Lessons from Data Cleaning: Using a formal theorem prover to verify NLI dataset labels is more reliable and scalable than manual annotation.
Dramatic Gain on False Class: Reveals a fundamental limitation of CoT in logical negation and contradiction reasoning — informal methods face a hard ceiling in this setting.
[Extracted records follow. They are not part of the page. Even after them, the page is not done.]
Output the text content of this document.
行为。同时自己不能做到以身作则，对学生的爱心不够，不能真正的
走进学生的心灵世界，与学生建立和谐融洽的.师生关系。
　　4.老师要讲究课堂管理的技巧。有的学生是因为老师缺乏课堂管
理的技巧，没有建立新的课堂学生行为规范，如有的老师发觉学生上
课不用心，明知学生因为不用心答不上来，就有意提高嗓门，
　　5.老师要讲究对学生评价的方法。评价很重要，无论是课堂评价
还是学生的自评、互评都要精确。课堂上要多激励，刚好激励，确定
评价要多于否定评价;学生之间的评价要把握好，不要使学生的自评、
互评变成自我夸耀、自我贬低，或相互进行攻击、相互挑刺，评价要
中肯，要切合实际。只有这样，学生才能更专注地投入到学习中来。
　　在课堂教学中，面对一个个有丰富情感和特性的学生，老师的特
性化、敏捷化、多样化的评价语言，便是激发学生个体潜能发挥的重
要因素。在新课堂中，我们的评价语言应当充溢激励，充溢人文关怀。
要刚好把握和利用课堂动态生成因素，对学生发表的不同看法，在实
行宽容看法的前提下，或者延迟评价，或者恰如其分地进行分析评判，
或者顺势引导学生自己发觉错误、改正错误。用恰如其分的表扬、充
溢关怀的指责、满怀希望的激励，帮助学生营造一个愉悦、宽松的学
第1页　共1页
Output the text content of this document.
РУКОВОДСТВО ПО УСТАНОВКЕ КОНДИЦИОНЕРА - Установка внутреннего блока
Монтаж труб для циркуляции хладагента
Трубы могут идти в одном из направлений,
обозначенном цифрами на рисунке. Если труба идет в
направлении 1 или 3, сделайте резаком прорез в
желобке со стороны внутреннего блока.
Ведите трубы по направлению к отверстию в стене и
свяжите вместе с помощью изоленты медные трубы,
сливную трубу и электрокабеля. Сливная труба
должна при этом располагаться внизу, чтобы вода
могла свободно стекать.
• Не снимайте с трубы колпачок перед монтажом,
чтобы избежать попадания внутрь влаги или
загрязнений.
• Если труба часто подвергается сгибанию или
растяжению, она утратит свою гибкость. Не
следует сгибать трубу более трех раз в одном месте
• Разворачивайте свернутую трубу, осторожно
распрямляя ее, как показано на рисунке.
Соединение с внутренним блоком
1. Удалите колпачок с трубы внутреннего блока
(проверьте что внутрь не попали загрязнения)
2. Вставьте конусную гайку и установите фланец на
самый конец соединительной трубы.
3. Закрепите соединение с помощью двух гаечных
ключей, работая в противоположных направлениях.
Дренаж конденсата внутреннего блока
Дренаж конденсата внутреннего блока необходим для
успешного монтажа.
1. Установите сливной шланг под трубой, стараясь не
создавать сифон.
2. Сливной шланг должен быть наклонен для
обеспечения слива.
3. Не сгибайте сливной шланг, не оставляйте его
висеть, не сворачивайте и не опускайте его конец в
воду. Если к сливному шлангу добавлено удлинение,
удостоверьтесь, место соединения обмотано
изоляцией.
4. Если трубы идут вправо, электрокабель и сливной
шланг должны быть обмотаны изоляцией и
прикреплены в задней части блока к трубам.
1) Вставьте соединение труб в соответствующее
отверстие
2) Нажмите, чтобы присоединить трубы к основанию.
Limitations & Future Work¶

Validation is conducted on a single dataset (FOLIO validation set, 203 examples), with extremely small scale and limited statistical power.
Only two agents are compared (CoT and Auto-formalization), lacking broader comparisons with methods such as LINC, Logic-LM, and SymbCoT.
30.4% of training samples remain flagged as "problematic" after the cleaning pipeline, leaving its completeness to be improved.
Practical interoperability, communication latency, and overhead of the A2A interface are not analyzed in detail.
The quality of auto-formalized Z3Py code is heavily dependent on the capabilities of the backbone LLM.
Performance on more complex reasoning tasks (e.g., higher-order logic, probabilistic reasoning) is not evaluated.

Compared to traditional static evaluation harnesses, AAA decouples assessment logic from agent implementation, representing an advancement in evaluation methodology.
Built on the AgentBeats framework and A2A protocol, it aligns with the trend toward agent interoperability standards.
The FOLIO cleaning work uses the Vampire theorem prover to verify NL-FOL alignment, serving as an exemplar of data quality assurance.
The auto-formalization approach (NL→Z3Py) is in the same vein as LINC and Logic-LM, but adds a self-repair loop to improve robustness.

Rating¶

Novelty: ⭐⭐⭐ (The AAA framework concept is novel, though the auto-formalization technique is relatively straightforward.)
Experimental Thoroughness: ⭐⭐ (Single dataset, few comparison methods, extremely small scale.)
Writing Quality: ⭐⭐⭐⭐ (Clear and well-structured, with precise problem definitions.)
Value: ⭐⭐⭐ (The agentified evaluation paradigm is thought-provoking; the data cleaning pipeline has practical value.)